There’s no better way to increase the versatility and productivity of your machines than having a selection of interchangeable Work Tool attachments. But a resource as valuable as Work Tool attachments must be stored properly to remain in good working order. Don’t ride ’em hard and put ’em up wet. These simple storage practices will ensure your Work Tool attachments are always ready to go and perform reliably whenever you need them.
1. All hydraulic hose/tube ends must be properly capped or plugged. This is done best with hydraulic quick disconnect fittings. These quick disconnect fittings must be kept clean or they can introduce dirt and contamination into the hydraulic system. An excellent practice is to connect the male and female quick disconnect fittings together when a work tool attachment is removed from the machine. This not only keeps contamination out of the system but also eliminates pressure build up in the hoses. When too much pressure is allowed to build up in the hoses, they can be difficult or impossible to connect together.
2. Work Tool attachments should be placed on dedicated stands or shelves for easy retrieval. You can also store them on pallets or wood blocks, but they must be kept off the ground to avoid moisture damage from dew and condensation.
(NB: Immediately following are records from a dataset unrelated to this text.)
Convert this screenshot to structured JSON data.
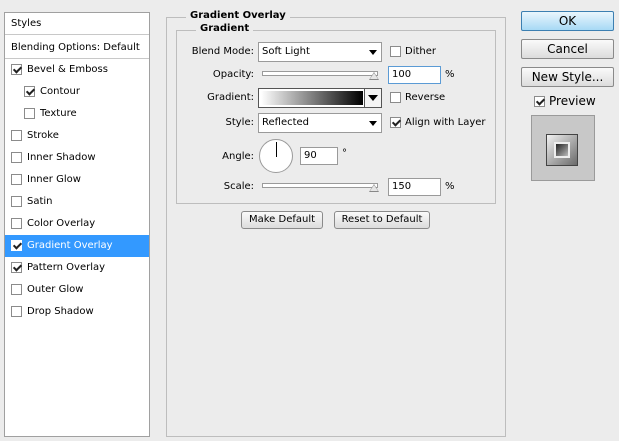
{
  "styles_panel": {
    "header": "Styles",
    "blending_options": "Blending Options: Default",
    "items": [
      {
        "label": "Bevel & Emboss",
        "checked": true
      },
      {
        "label": "Contour",
        "checked": true
      },
      {
        "label": "Texture",
        "checked": false
      },
      {
        "label": "Stroke",
        "checked": false
      },
      {
        "label": "Inner Shadow",
        "checked": false
      },
      {
        "label": "Inner Glow",
        "checked": false
      },
      {
        "label": "Satin",
        "checked": false
      },
      {
        "label": "Color Overlay",
        "checked": false
      },
      {
        "label": "Gradient Overlay",
        "checked": true,
        "selected": true
      },
      {
        "label": "Pattern Overlay",
        "checked": true
      },
      {
        "label": "Outer Glow",
        "checked": false
      },
      {
        "label": "Drop Shadow",
        "checked": false
      }
    ]
  },
  "gradient_overlay": {
    "title": "Gradient Overlay",
    "subtitle": "Gradient",
    "blend_mode_label": "Blend Mode:",
    "blend_mode_value": "Soft Light",
    "dither_label": "Dither",
    "dither_checked": false,
    "opacity_label": "Opacity:",
    "opacity_value": "100",
    "opacity_unit": "%",
    "gradient_label": "Gradient:",
    "reverse_label": "Reverse",
    "reverse_checked": false,
    "style_label": "Style:",
    "style_value": "Reflected",
    "align_label": "Align with Layer",
    "align_checked": true,
    "angle_label": "Angle:",
    "angle_value": "90",
    "angle_unit": "°",
    "scale_label": "Scale:",
    "scale_value": "150",
    "scale_unit": "%",
    "make_default": "Make Default",
    "reset_default": "Reset to Default"
  },
  "dialog_buttons": {
    "ok": "OK",
    "cancel": "Cancel",
    "new_style": "New Style...",
    "preview_label": "Preview",
    "preview_checked": true
  },
  "colors": {
    "selection": "#3399ff",
    "ok_accent": "#a7d9f5"
  }
}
Most brooms have storage legs. These legs should be used to keep the rotating bristles off the ground so the bristles don’t permanently bend and create flat spots. Don’t let hoses or wiring harnesses and connectors hang freely where they can be crushed or touching the ground.
3. In an ideal world, Work Tool attachment hydraulic oil would be filtered/cleaned before connecting to the carrier machine. Filtering the hydraulic oil left in a Work Tool attachment prevents the carrier’s hydraulic system from becoming cross-contaminated. Keep the carrier machine’s hydraulic oil clean, change hydraulic filters on a regular schedule, keep quick disconnect fittings clean, and don’t connect machines and work tool attachments together if you are not sure that the oil in both is clean and of the same type.
4. Clean the Work Tool attachments before you remove them from the machine for storage. Clean dirt from pivots and joints so they are free to move. Make sure that all grease points are clean and lubricated after each use. Follow the Work Tool attachment maintenance instructions. Some tools such as cold planers require the teeth to be cleaned after each use or they will not turn freely. If the teeth tips can not turn freely, they will wear too quickly and must be replaced.
5. Keep your storage yard orderly and clear of trash and debris. When aisles are free of obstructions, accessing Work Tool attachments is quick, safe and easy.
I once met a contractor that would remove his hydraulic hammer from his mini excavator at the end of each day. He would then use his excavator to dig a hole; he would bury the hammer in the hole, and then park the machine on top of the hammer. The next morning he would move the machine, dig out the hammer, reinstall it, and get back to work. That is certainly a unique way to store a Work Tool attachment so it doesn’t get stolen. Do you have an ideal system or an interesting experience for storing Work Tool attachments?